Guerin’s high school career has been a testament to that. While juggling commitments as a three-sport athlete, the Mt. Ararat senior has never let her pursuit of success on the field come at the expense of her success in the classroom.

She carries a 3.99 GPA and sits fourth in her class, achievements that – combined with her four years on the varsity soccer, basketball and softball teams – earned her the Academic Ace award at the Varsity Maine Awards.

“I’m a perfectionist and I always try to put 100 percent into everything,” she said. “I always want to succeed.”

That drive isn’t limited to grades. She’s in the National Honor Society, and will attend Colby College next fall, a reason for the four AP courses that she’s been taking this year, or the spots that she has on the Student Senate, Interact Club and chamber singers group.

And then there are sports. Guerin has been a four-year starter for all three teams, and with the demanding course load it’s a combination that can be downright daunting.

“It can be hard when … you come home from a basketball game at 10:30 at night, and then you have three hours of AP work to do,” she said. “there have definitely been times when I’ve gotten three hours of sleep before school. But it’s really taught me how to manage my time well and how to make school a priority.”

Sports can be a hassle on top of everything else, but it’s not a burden to Guerin. She loves playing, and is even planning on trying out for softball and basketball when she gets to Colby.

In a sort of paradox, sports add to the workload, but can also ease it.
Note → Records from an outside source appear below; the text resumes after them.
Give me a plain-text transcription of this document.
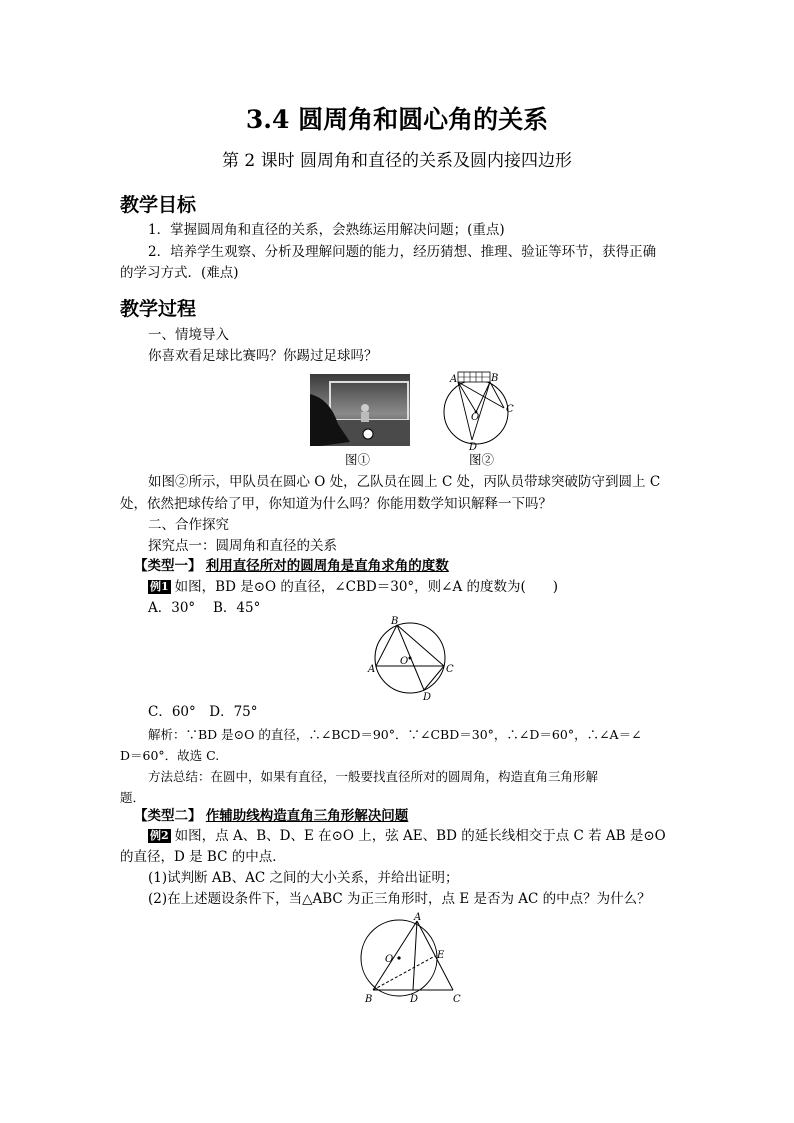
3.4 圆周角和圆心角的关系
第 2 课时 圆周角和直径的关系及圆内接四边形
教学目标
1．掌握圆周角和直径的关系，会熟练运用解决问题；(重点)
2．培养学生观察、分析及理解问题的能力，经历猜想、推理、验证等环节，获得正确
的学习方式．(难点)
教学过程
一、情境导入
你喜欢看足球比赛吗？你踢过足球吗？
图①
A	B
C
O
D
图②
如图②所示，甲队员在圆心 O 处，乙队员在圆上 C 处，丙队员带球突破防守到圆上 C
处，依然把球传给了甲，你知道为什么吗？你能用数学知识解释一下吗？
二、合作探究
探究点一：圆周角和直径的关系
【类型一】 利用直径所对的圆周角是直角求角的度数
例1 如图，BD 是⊙O 的直径，∠CBD＝30°，则∠A 的度数为(　　)
A．30°　 B．45°
B
A
O
C
D
C．60°　D．75°
解析：∵BD 是⊙O 的直径，∴∠BCD＝90°．∵∠CBD＝30°，∴∠D＝60°，∴∠A＝∠
D＝60°．故选 C.
方法总结：在圆中，如果有直径，一般要找直径所对的圆周角，构造直角三角形解
题．
【类型二】 作辅助线构造直角三角形解决问题
例2 如图，点 A、B、D、E 在⊙O 上，弦 AE、BD 的延长线相交于点 C 若 AB 是⊙O
的直径，D 是 BC 的中点．
(1)试判断 AB、AC 之间的大小关系，并给出证明；
(2)在上述题设条件下，当△ABC 为正三角形时，点 E 是否为 AC 的中点？为什么？
A
O	E
B	D	C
“You go to school all day, you work really hard, you do all your homework the night before, and then you go to practice and it’s like all the chaos that might have been going on during the day or all the things that have been whirling around in your mind just kind of come to a stop,” she said. “It’s nice to step into a world that separate from academics. I never thought of giving up a sport to have more time for school.”